I was reminded last week of when I was asked to present an award at an event in the Ironworks. It was for the “Highland Wildcats” our very own American football team in Inverness. Part of the ceremony involved a very moving tribute to Bette Paulin who had been the driving force to establish the Wildcats. Bette sadly passed away from ovarian cancer in 2014 and during the very moving tribute there were quotes from many of the boys and young men who felt that their lives had been changed for the better by her dedication and help. She was a volunteer. She gave her time, indeed, a great chunk of life to helping not just the team, but the young men who would be shaped for the better through the lessons and support they would get from taking part.
You might ask why I would mention her now and the answer is that next Wednesday is Volunteer Recognition Day and Bette’s example highlights the debt we all have to volunteers. She was not, is not, alone in performing minor miracles or in changing lives for the better by contributing her time and effort for others and we need an opportunity to celebrate people, not just in reflection of their passing but while they are still with us.
Some of the most amazing and inspiring people I meet don’t even know that they are either amazing or inspiring. To them, they are just doing something they enjoy or feel they want to pitch in, lend a hand or they’ve simply thought “there’s something that needs doing” and I could do that.
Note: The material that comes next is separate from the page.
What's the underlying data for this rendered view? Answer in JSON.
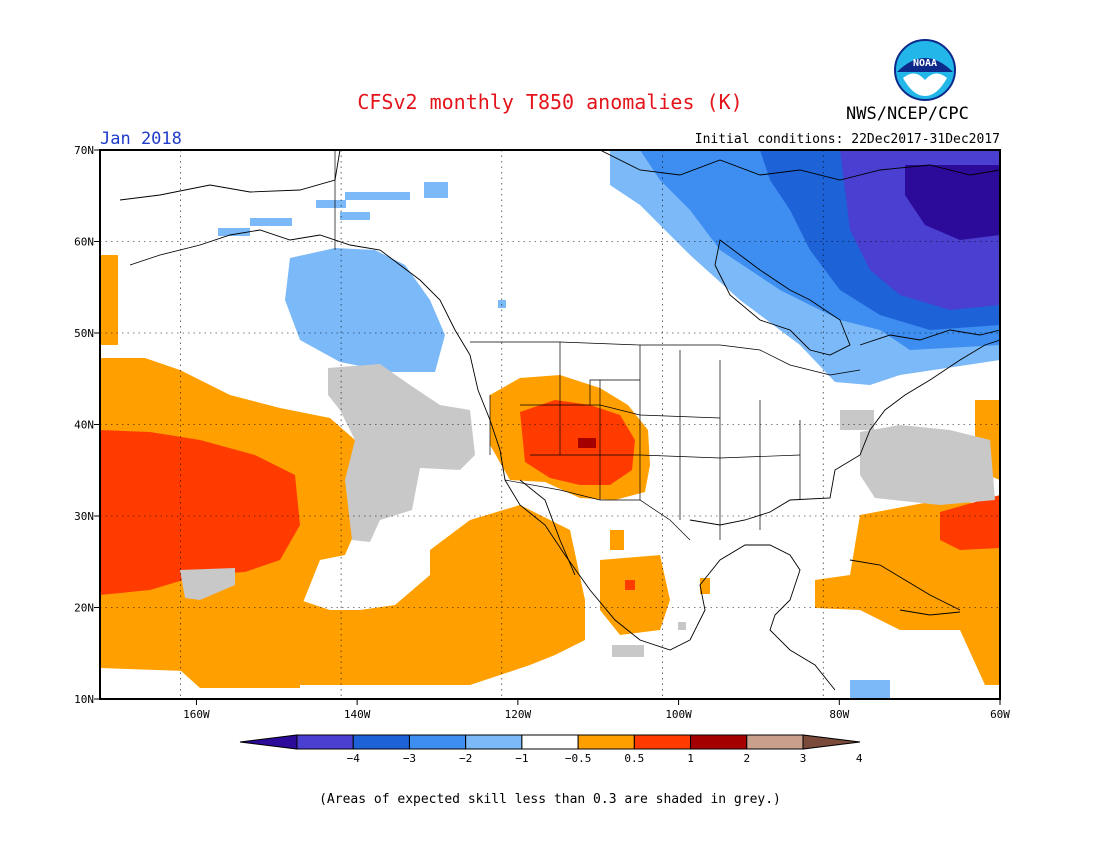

These are the people who volunteer, they coach our children in a range of sports, they run the Scouts and the Brownies, they staff the counters of the charity shops, they drive their own cars in voluntary transport, answer the phones to those in need of a friend. They are also sometimes simply the people who look in on an elderly neighbour or pick up the shopping for those who find it difficult to get out. Volunteers do so much else in our communities that I would need more than just this column to list the enormous range of things that they do. Yet they all deserve our recognition because they are amazing and inspiring, sometimes in small ways, sometimes by doing big things. By celebrating their contribution, by telling their stories, we can inspire others to get involved.
Not only that but many of the organisations staffed by volunteers suffer because too few people know about what they do and can have difficulty alerting people, desperately in need of their services and help, to the fact that they even exist to offer them assistance.
That is why I am asking you to tell me of those who deserve our recognition and why you feel that their story deserves to be told. You can let me know about those you would like to receive recognition through my website at www.drewhendrymp.scot Naturally, some of those suggested will not want to have any publicity about the work that they do and readers can rest assured that their wishes will be fully respected although I will write to them privately on your behalf to thank them for what they do. For you, for all of us.